Литмир - Электронная Библиотека
A
A

— Передайте нашему высокопочтенному дяде, — начал Павел глухо, — лучшие пожелания здоровья и долгих лет жизни, трудовых успехов… — Павел запутался и замолчал. Мулата это не смутило, он счел аудиенцию законченной. Он встал, склонился в неожиданно низком поклоне и исчез. Павел даже попрощаться не успел. Или же ему и не требовалось прощаться?.. Он одурело смотрел на черный конверт. Придется, значит, портить отношения со Штатами. А как же обязательства перед Романом Денисовичем?.. Хрен с ними, я пока не коронован, а там разберусь как-нибудь. Павел ушел в спальню. Там он обнаружил, что Тоня примеряет ослепительно розовый, не иначе как парижский, пеньюар. Павел посмотрел на нее взором, лишенным малейшего интереса к пеньюару, взором семейно-ласковым, мутно-голубым, и протянул руку. Тоня быстро спасла парижский туалет, первый в ее жизни, ей такие прежде при всех валютных привычках даже и не снились (лифчики она теперь требовала тоже только из Парижа, от Сильвэна). Может быть, и зря — Павел очень полюбил рвать на ней все что попало, и жалеть ли было всякую чепуху, ежели Павлиньке приятно?

— Я не очень сильно заорал?.. — спросил Павел через какое-то время.

— Это было лучшее из того, что я от тебя слышала, — прошептала Тоня.

А в половине пятого вдруг зазвонил телефон у изголовья, и знакомый голос всегдашнего Сухоплещенко сообщил, что через час они «заедут в гости». Все вместе. Павел с сожалением глянул на задремавшую было Тоню и стал наряжаться по-парадному, в замшу.

Только успел одеться и выглянул в окно ротонды — увидел, что уже подъезжают. Сперва один черный ЗИЛ с зетемненными стеклами, потом другой. Потом подъехал еще зачем-то большой фургон с надписью «Доставка мебели населению», и еще вереница «волг», исключительно черных, и поэтому белый мебельный фургон среди них смотрелся очень погребально. Павел опустился в кресло и решил ни в коем случае с него не подниматься. Обслуга, конечно, попряталась по комнатам, да и Тоня, завидя шелковниковский ЗИЛ, тоже убралась подальше. Павел готовился принять весьма представительную группу… ходоков, что ли?

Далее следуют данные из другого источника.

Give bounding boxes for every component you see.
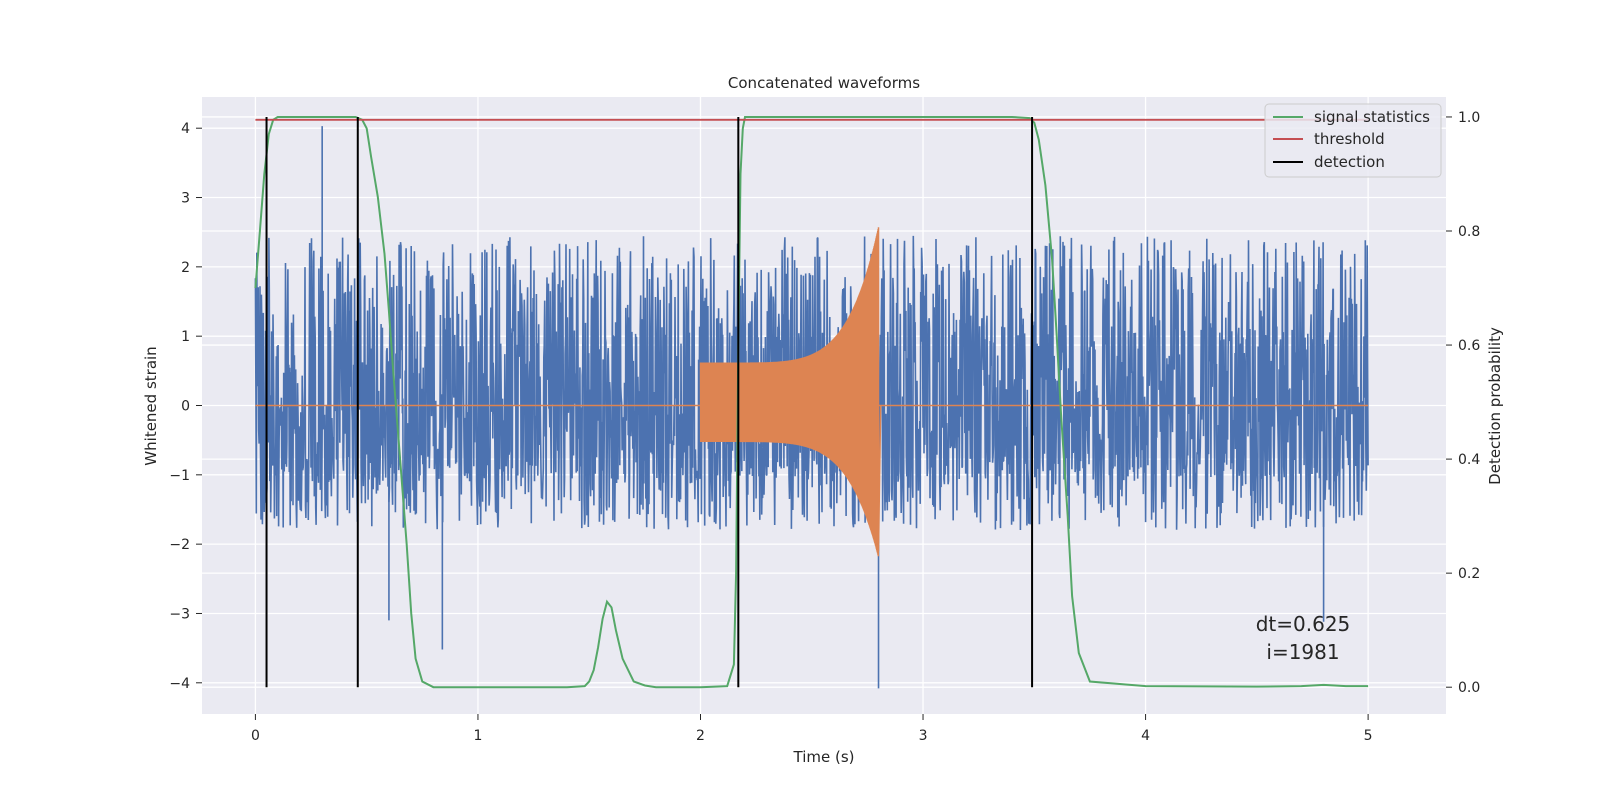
x-tick-label: 4 bbox=[1141, 728, 1150, 744]
plot-area bbox=[254, 116, 1369, 689]
y2-tick-label: 0.2 bbox=[1458, 566, 1480, 582]
y-tick-label: 0 bbox=[181, 399, 190, 415]
y-tick-label: −3 bbox=[169, 606, 190, 622]
axes: 0 1 2 3 4 5 −4 −3 −2 −1 0 1 2 3 4 0.0 0.2 0.4 0.6 0.8 1.0 bbox=[169, 110, 1480, 744]
template-series bbox=[699, 227, 882, 557]
y2-tick-label: 0.0 bbox=[1458, 680, 1480, 696]
signal-statistics-series bbox=[254, 116, 1369, 689]
x-tick-label: 0 bbox=[251, 728, 260, 744]
y2-tick-label: 0.6 bbox=[1458, 338, 1480, 354]
y-tick-label: 3 bbox=[181, 191, 190, 207]
y2-tick-label: 0.8 bbox=[1458, 224, 1480, 240]
y-tick-label: 1 bbox=[181, 329, 190, 345]
legend-label-threshold: threshold bbox=[1314, 130, 1385, 148]
y-tick-label: 2 bbox=[181, 260, 190, 276]
legend: signal statistics threshold detection bbox=[1264, 103, 1442, 178]
x-tick-label: 1 bbox=[473, 728, 482, 744]
chart-title: Concatenated waveforms bbox=[728, 74, 920, 92]
annotation: dt=0.625 i=1981 bbox=[1256, 612, 1351, 664]
y-tick-label: −4 bbox=[169, 676, 190, 692]
legend-frame bbox=[1264, 103, 1442, 178]
legend-label-signal-statistics: signal statistics bbox=[1314, 108, 1430, 126]
y-tick-label: 4 bbox=[181, 121, 190, 137]
y2-axis-label: Detection probability bbox=[1486, 327, 1504, 485]
annotation-dt: dt=0.625 bbox=[1256, 612, 1351, 636]
legend-label-detection: detection bbox=[1314, 153, 1385, 171]
y-tick-label: −1 bbox=[169, 468, 190, 484]
x-tick-label: 2 bbox=[696, 728, 705, 744]
y2-tick-label: 1.0 bbox=[1458, 110, 1480, 126]
y2-tick-label: 0.4 bbox=[1458, 452, 1480, 468]
x-tick-label: 3 bbox=[919, 728, 928, 744]
annotation-i: i=1981 bbox=[1266, 640, 1339, 664]
y-tick-label: −2 bbox=[169, 537, 190, 553]
x-tick-label: 5 bbox=[1364, 728, 1373, 744]
x-axis-label: Time (s) bbox=[793, 748, 855, 766]
y-axis-label: Whitened strain bbox=[142, 346, 160, 465]
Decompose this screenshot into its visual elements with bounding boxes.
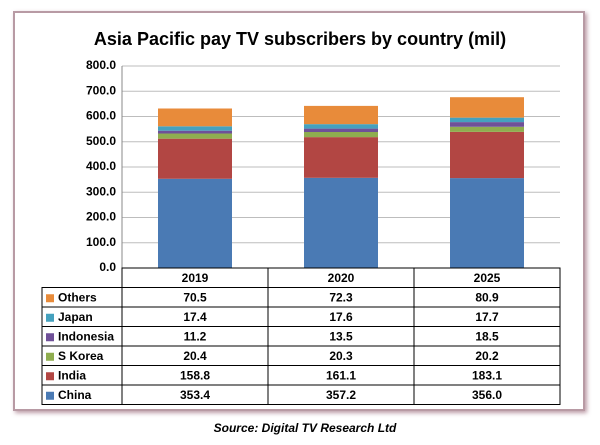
y-tick-label: 500.0 xyxy=(86,134,116,148)
y-tick-label: 0.0 xyxy=(99,260,116,274)
table-value: 20.4 xyxy=(183,349,207,363)
table-value: 161.1 xyxy=(326,368,356,382)
table-value: 72.3 xyxy=(329,290,353,304)
legend-swatch xyxy=(46,333,54,342)
bar-segment xyxy=(158,126,232,131)
legend-swatch xyxy=(46,391,54,400)
y-tick-label: 400.0 xyxy=(86,159,116,173)
table-value: 13.5 xyxy=(329,329,353,343)
table-value: 11.2 xyxy=(184,329,207,343)
x-tick-label: 2025 xyxy=(474,271,501,285)
legend-label: S Korea xyxy=(58,349,104,363)
y-tick-label: 100.0 xyxy=(86,235,116,249)
legend-swatch xyxy=(46,294,54,303)
legend-label: Japan xyxy=(58,310,93,324)
y-tick-label: 600.0 xyxy=(86,109,116,123)
legend-label: Others xyxy=(58,290,97,304)
table-value: 20.2 xyxy=(475,349,499,363)
table-value: 357.2 xyxy=(326,388,356,402)
x-tick-label: 2019 xyxy=(182,271,209,285)
bar-segment xyxy=(158,138,232,179)
y-tick-label: 300.0 xyxy=(86,184,116,198)
table-value: 20.3 xyxy=(329,349,353,363)
bar-segment xyxy=(158,108,232,127)
legend-label: India xyxy=(58,368,86,382)
bar-segment xyxy=(304,128,378,133)
y-tick-label: 200.0 xyxy=(86,210,116,224)
bar-segment xyxy=(158,178,232,268)
bar-segment xyxy=(304,124,378,129)
bar-segment xyxy=(450,178,524,268)
legend-swatch xyxy=(46,352,54,361)
table-value: 158.8 xyxy=(180,368,210,382)
table-value: 17.7 xyxy=(475,310,499,324)
table-value: 18.5 xyxy=(475,329,499,343)
bar-segment xyxy=(450,117,524,123)
table-value: 183.1 xyxy=(472,368,502,382)
bar-segment xyxy=(450,126,524,132)
legend-label: Indonesia xyxy=(58,329,114,343)
bar-segment xyxy=(158,133,232,139)
x-tick-label: 2020 xyxy=(328,271,355,285)
table-value: 17.4 xyxy=(183,310,207,324)
legend-swatch xyxy=(46,372,54,381)
bar-segment xyxy=(304,177,378,268)
bar-segment xyxy=(450,97,524,118)
bar-segment xyxy=(450,131,524,179)
source: Source: Digital TV Research Ltd xyxy=(214,421,397,435)
y-tick-label: 700.0 xyxy=(86,83,116,97)
table-value: 353.4 xyxy=(180,388,210,402)
legend-swatch xyxy=(46,313,54,322)
bar-segment xyxy=(158,130,232,134)
table-value: 70.5 xyxy=(183,290,207,304)
table-value: 80.9 xyxy=(475,290,499,304)
bar-segment xyxy=(450,122,524,127)
y-tick-label: 800.0 xyxy=(86,58,116,72)
table-value: 17.6 xyxy=(329,310,353,324)
bar-segment xyxy=(304,105,378,125)
chart-title: Asia Pacific pay TV subscribers by count… xyxy=(94,29,506,49)
table-value: 356.0 xyxy=(472,388,502,402)
legend-label: China xyxy=(58,388,92,402)
bar-segment xyxy=(304,132,378,138)
bar-segment xyxy=(304,137,378,178)
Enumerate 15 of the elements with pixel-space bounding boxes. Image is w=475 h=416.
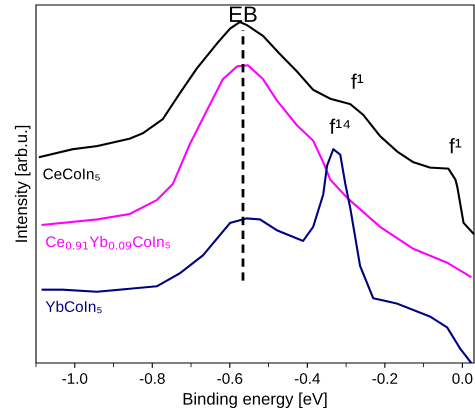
- x-tick-label: 0.0: [452, 373, 472, 384]
- y-axis-title: Intensity [arb.u.]: [14, 126, 30, 242]
- annotation: f¹: [449, 138, 462, 154]
- x-axis-title: Binding energy [eV]: [184, 392, 327, 408]
- ref-line-label: EB: [230, 6, 257, 22]
- x-tick-label: -0.6: [217, 373, 242, 384]
- series-label: CeCoIn₅: [43, 168, 100, 181]
- series-label: Ce$_{0.91}$Yb$_{0.09}$CoIn₅: [46, 236, 170, 250]
- series-label: YbCoIn₅: [46, 300, 102, 314]
- x-tick-label: -0.8: [140, 373, 165, 384]
- annotation: f¹⁴: [330, 118, 350, 134]
- x-tick-label: -1.0: [62, 373, 88, 384]
- x-tick-label: -0.4: [294, 373, 320, 384]
- x-tick-label: -0.2: [372, 373, 398, 384]
- annotation: f¹: [351, 74, 364, 89]
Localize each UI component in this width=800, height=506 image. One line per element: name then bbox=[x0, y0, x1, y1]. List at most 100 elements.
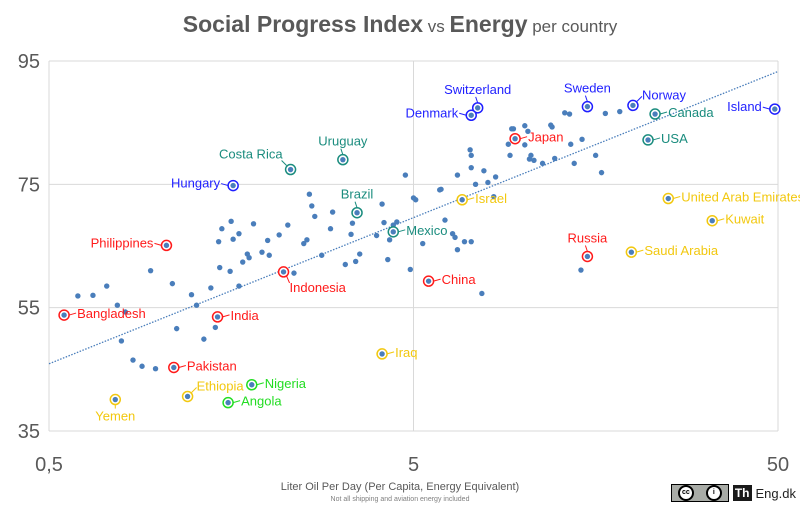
leader-line bbox=[659, 111, 668, 115]
branding: cc i Th Eng.dk bbox=[670, 484, 796, 502]
data-point bbox=[449, 230, 456, 237]
data-point bbox=[438, 186, 444, 192]
point-label: Costa Rica bbox=[219, 147, 283, 162]
data-point bbox=[236, 283, 242, 289]
data-point bbox=[630, 102, 636, 109]
data-point bbox=[579, 136, 585, 143]
point-label: China bbox=[442, 272, 477, 287]
point-label: Brazil bbox=[341, 187, 374, 202]
data-point bbox=[379, 201, 385, 207]
data-point bbox=[652, 111, 658, 117]
x-tick-label: 5 bbox=[408, 454, 419, 476]
y-tick-label: 95 bbox=[18, 51, 40, 73]
point-label: Uruguay bbox=[318, 134, 368, 149]
data-point bbox=[459, 197, 465, 203]
logo-text[interactable]: Eng.dk bbox=[755, 485, 796, 501]
labeled-point-israel: Israel bbox=[456, 191, 507, 206]
data-point bbox=[217, 264, 223, 271]
data-point bbox=[208, 285, 214, 291]
data-point bbox=[215, 238, 222, 245]
data-point bbox=[163, 242, 170, 249]
leader-line bbox=[220, 183, 229, 187]
data-point bbox=[379, 351, 385, 357]
data-point bbox=[531, 157, 537, 163]
data-point bbox=[348, 231, 354, 237]
cc-by-license-badge[interactable]: cc i bbox=[670, 484, 729, 502]
data-point bbox=[219, 226, 225, 232]
x-tick-label: 0,5 bbox=[35, 454, 63, 476]
data-point bbox=[522, 142, 528, 148]
leader-line bbox=[256, 382, 264, 386]
data-point bbox=[425, 278, 432, 284]
leader-line bbox=[281, 160, 287, 166]
leader-line bbox=[354, 201, 358, 208]
data-point bbox=[184, 393, 191, 400]
data-point bbox=[507, 152, 513, 159]
data-point bbox=[259, 249, 265, 255]
data-point bbox=[276, 232, 282, 238]
x-axis-label: Liter Oil Per Day (Per Capita, Energy Eq… bbox=[281, 481, 519, 493]
labeled-point-indonesia: Indonesia bbox=[277, 266, 347, 295]
leader-line bbox=[636, 96, 643, 102]
data-point bbox=[357, 251, 363, 257]
data-point bbox=[539, 160, 546, 167]
data-point bbox=[130, 357, 136, 363]
leader-line bbox=[191, 387, 197, 393]
data-point bbox=[212, 324, 219, 331]
data-point bbox=[510, 126, 517, 132]
leader-line bbox=[636, 249, 644, 253]
data-point bbox=[309, 203, 315, 209]
data-point bbox=[319, 252, 325, 258]
point-label: Denmark bbox=[405, 105, 458, 120]
data-point bbox=[492, 174, 499, 180]
labeled-point-norway: Norway bbox=[627, 87, 687, 112]
data-point bbox=[227, 268, 233, 274]
point-label: Nigeria bbox=[265, 376, 307, 391]
data-point bbox=[264, 237, 271, 244]
labeled-point-angola: Angola bbox=[222, 394, 282, 409]
data-point bbox=[354, 210, 360, 216]
leader-line bbox=[475, 96, 479, 104]
data-point bbox=[147, 267, 154, 274]
title-part: Social Progress Index bbox=[183, 11, 424, 37]
point-label: Russia bbox=[568, 230, 609, 245]
data-point bbox=[568, 141, 574, 147]
data-point bbox=[772, 106, 778, 112]
point-label: Japan bbox=[528, 130, 563, 145]
data-point bbox=[413, 197, 419, 203]
labeled-point-japan: Japan bbox=[509, 130, 564, 145]
data-point bbox=[385, 256, 391, 263]
labeled-point-mexico: Mexico bbox=[387, 223, 447, 238]
point-label: India bbox=[231, 308, 260, 323]
data-point bbox=[454, 247, 461, 253]
data-point bbox=[468, 238, 474, 245]
point-label: Kuwait bbox=[725, 212, 764, 227]
x-axis-note: Not all shipping and aviation energy inc… bbox=[331, 496, 470, 503]
labeled-point-pakistan: Pakistan bbox=[168, 358, 237, 373]
data-point bbox=[645, 137, 651, 143]
labeled-point-uruguay: Uruguay bbox=[318, 134, 368, 166]
labeled-point-iraq: Iraq bbox=[376, 345, 417, 360]
leader-line bbox=[652, 137, 661, 141]
data-point bbox=[246, 255, 252, 261]
data-point bbox=[249, 382, 255, 388]
leader-line bbox=[673, 196, 681, 199]
leader-line bbox=[467, 197, 475, 201]
labeled-point-costa-rica: Costa Rica bbox=[219, 147, 297, 176]
data-point bbox=[250, 221, 257, 227]
point-label: Norway bbox=[642, 87, 687, 102]
leader-line bbox=[433, 278, 441, 282]
labeled-point-russia: Russia bbox=[568, 230, 609, 263]
data-point bbox=[201, 336, 207, 342]
point-label: Saudi Arabia bbox=[644, 243, 718, 258]
point-label: Angola bbox=[241, 394, 282, 409]
point-label: Hungary bbox=[171, 176, 221, 191]
data-point bbox=[301, 240, 307, 247]
data-point bbox=[240, 259, 246, 265]
leader-line bbox=[340, 148, 344, 155]
data-point bbox=[474, 105, 481, 111]
data-point bbox=[584, 103, 591, 110]
data-point bbox=[522, 123, 528, 129]
data-point bbox=[407, 266, 414, 273]
data-point bbox=[442, 217, 448, 223]
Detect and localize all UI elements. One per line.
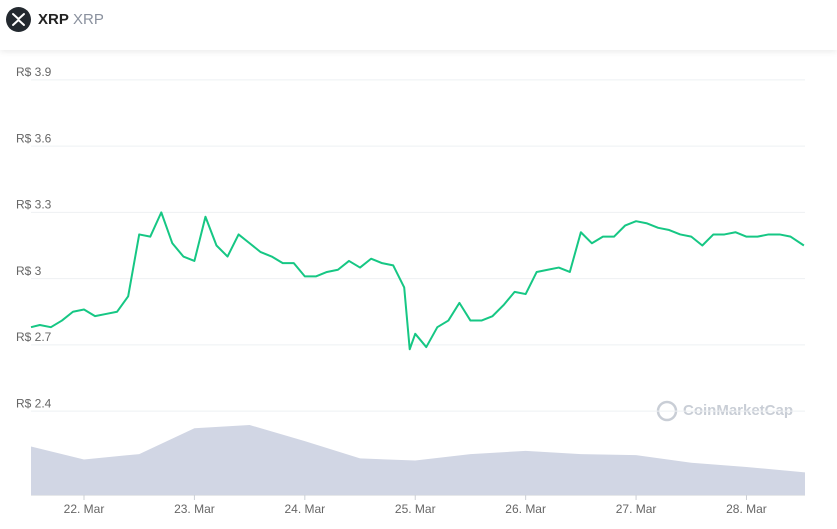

Первым объявился привычный бледный кавказский полковник, на лице которого словно раз и навсегда запечатлелся ужас, будто предстал ему только что двуглавый начальник, либо же дьявол во плоти. Полковник козырнул и стал отбивать вторую, обычно не открываемую створку двери. Павел знал, что толстый дворянин с трудом, но все же пролезает и так: неужто придет кто-то, кто еще толще? С обратной стороны двери полковнику кто-то помогал, и дверь, хрястнув, разверзлась. Дворянин Шелковников не замедлил объявиться; быстро, насколько позволила толщина, поклонился, а потом пропустил вперед себя длинного и сухого старика с мешками под глазами; лицо его показалось Павлу знакомым. Старик не козырнул, не поклонился, но почтительно замер у стены — не то потому, что благоговел, не то потому, что вообще не сгибался. Но благоговел он наверняка и — с неудовольствием отметил Павел — отнюдь не перед императором. Пока что не перед императором. И тогда Павел понял, что перед ним попросту нынешний министр обороны, маршал Ливерий Устинович Везлеев. «Армия, значит, со мной», подумал Павел вполне равнодушно. Однако кого они там еще приволокли?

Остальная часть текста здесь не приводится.